Retail Guide: Up Close With Ronnie Fieg

Retail Guide: Up Close With Ronnie
Ronnie Fieg

It’s all about family.

That’s the philosophy of Ronnie Fieg, the owner of Kith, two New York-based men’s stores. As the second cousin to David Zaken, owner of the David Z chain, Fieg got his start in his relative’s store in 1995, working in the stockroom as a teenager and eventually ending up as a buyer.

His career took a turn in 2006 after working on a collaboration with Timberland Boot Co. Then, in 2007, Fieg’s talents as a designer gained wider exposure when he partnered on a project with Asics.

“We had three shoes [exclusive to David Z] and we sold 750 pairs in a matter of days,” he recalled. “The shoe ended up on the cover of The Wall Street Journal. People started to tell the story about me and it gained the interest of many blogs, and people started waiting for my goods to drop.”

In August of last year, Fieg teamed up with Atrium NYC owner Sam Ben-Avraham to open the first Kith store in Brooklyn, N.Y. In November, a Manhattan store debuted on Bleecker Street and Broadway.

“The store is a curated shop for men’s fashion,” Fieg said. “The name of the store is Kith, from the expression ‘kith and kin,’ which means friends and family. I dropped the ‘kin’ portion because I believe my friends are my family. I want people to feel like they are part of something when they come into the shop. They’re family.”

Customer profile: “Any male — and I don’t want to even say an age — who wants to buy product not because of a logo or name but because they are looking for a good, quality product.”

Competing in New York: “I haven’t walked into another shoe store in my area since I opened. My concern is with my consumer, not with other retailers. I’m looking to create something new.”

What’s working? “We’re seeing Dr. Martens really doing well in shoes and boots. Grenson is having a good run. On the athletic side, all the trainers from all the brands are doing well.”

What hasn’t worked? Basics. “I really need to be different, and people aren’t looking to me for basic product.”

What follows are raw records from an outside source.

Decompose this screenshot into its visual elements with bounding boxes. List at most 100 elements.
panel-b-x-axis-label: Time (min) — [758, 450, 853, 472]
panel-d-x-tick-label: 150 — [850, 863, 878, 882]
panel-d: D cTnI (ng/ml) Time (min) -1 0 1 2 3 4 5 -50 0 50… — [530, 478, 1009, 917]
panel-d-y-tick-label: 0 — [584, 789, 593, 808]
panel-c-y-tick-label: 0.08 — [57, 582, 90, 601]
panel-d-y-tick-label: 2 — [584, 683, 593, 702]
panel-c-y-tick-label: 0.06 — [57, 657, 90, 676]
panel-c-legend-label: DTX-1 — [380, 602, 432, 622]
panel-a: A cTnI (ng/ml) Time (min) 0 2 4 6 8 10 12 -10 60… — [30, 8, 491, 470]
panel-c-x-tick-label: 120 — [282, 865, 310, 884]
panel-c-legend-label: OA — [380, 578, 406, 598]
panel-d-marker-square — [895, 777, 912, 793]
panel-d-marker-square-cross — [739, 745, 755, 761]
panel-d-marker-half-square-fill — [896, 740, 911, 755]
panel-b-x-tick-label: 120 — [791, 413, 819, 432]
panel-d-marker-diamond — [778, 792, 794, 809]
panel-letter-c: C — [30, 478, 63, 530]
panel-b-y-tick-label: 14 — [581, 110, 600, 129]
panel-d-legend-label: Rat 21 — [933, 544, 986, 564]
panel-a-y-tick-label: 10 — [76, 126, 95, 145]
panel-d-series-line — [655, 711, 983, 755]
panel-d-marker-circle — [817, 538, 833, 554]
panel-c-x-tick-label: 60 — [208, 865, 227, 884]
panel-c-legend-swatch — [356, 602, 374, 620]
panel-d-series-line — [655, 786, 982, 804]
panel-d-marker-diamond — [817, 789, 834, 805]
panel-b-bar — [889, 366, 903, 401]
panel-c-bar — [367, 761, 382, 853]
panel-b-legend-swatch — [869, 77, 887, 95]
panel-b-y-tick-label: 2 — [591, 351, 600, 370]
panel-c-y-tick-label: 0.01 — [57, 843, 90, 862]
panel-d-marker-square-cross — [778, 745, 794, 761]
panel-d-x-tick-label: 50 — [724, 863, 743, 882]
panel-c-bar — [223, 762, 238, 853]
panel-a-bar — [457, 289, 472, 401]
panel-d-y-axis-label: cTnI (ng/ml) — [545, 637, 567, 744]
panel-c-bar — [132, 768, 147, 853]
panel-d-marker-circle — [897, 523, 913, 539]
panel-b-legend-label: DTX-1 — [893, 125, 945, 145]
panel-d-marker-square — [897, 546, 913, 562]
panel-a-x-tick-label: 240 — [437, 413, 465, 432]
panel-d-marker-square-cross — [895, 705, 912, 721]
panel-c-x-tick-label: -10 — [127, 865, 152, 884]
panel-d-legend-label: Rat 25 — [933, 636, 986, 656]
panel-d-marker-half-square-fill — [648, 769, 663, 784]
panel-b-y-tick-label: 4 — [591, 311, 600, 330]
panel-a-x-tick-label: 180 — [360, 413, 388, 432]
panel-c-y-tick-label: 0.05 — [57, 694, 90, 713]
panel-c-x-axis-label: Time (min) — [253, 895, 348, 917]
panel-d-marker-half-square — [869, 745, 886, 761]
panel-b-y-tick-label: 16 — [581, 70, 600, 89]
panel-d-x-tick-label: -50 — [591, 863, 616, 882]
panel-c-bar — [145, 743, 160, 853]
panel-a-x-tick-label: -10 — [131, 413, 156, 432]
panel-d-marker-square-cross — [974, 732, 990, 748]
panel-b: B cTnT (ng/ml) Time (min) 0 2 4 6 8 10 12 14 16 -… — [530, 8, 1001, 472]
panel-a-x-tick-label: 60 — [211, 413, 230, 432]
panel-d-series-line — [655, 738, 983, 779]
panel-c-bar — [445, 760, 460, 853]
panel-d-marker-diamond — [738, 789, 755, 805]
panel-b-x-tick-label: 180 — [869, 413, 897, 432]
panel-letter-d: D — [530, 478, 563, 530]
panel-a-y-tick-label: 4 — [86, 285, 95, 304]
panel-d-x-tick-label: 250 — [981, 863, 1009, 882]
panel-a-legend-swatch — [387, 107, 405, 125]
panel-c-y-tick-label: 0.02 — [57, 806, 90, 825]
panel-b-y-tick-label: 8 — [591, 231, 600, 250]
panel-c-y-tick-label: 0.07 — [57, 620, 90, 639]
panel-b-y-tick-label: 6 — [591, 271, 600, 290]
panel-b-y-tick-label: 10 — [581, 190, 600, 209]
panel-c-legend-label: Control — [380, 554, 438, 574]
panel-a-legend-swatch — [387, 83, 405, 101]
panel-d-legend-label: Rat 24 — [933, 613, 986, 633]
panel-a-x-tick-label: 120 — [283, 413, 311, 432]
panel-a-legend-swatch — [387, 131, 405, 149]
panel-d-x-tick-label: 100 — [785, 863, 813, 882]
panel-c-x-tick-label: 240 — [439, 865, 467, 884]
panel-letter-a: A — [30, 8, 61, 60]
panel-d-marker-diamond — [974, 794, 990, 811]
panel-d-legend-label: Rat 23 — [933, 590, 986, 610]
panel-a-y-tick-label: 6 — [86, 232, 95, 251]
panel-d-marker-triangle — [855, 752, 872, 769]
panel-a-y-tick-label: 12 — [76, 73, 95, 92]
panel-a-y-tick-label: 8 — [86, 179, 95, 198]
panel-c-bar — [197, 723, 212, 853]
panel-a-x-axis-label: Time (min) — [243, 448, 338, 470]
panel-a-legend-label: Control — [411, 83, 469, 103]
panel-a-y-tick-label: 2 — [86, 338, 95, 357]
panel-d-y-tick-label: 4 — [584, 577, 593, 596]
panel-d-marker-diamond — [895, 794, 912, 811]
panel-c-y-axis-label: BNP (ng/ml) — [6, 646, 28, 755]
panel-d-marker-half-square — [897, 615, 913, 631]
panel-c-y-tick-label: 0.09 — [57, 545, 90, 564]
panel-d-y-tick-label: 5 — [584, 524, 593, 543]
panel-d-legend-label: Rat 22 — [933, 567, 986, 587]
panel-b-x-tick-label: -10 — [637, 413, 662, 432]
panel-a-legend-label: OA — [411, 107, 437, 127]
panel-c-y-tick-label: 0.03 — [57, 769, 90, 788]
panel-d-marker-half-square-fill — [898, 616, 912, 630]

Best lessons learned from David Z: “What I learned from David and working in the back office was to look at numbers. Other people who have tried to do similar things to what I’m doing, they are more on the creative side and don’t have the knowledge I have attained working for David for so long  — being able to crunch numbers and see sell-throughs and be involved on the business end.”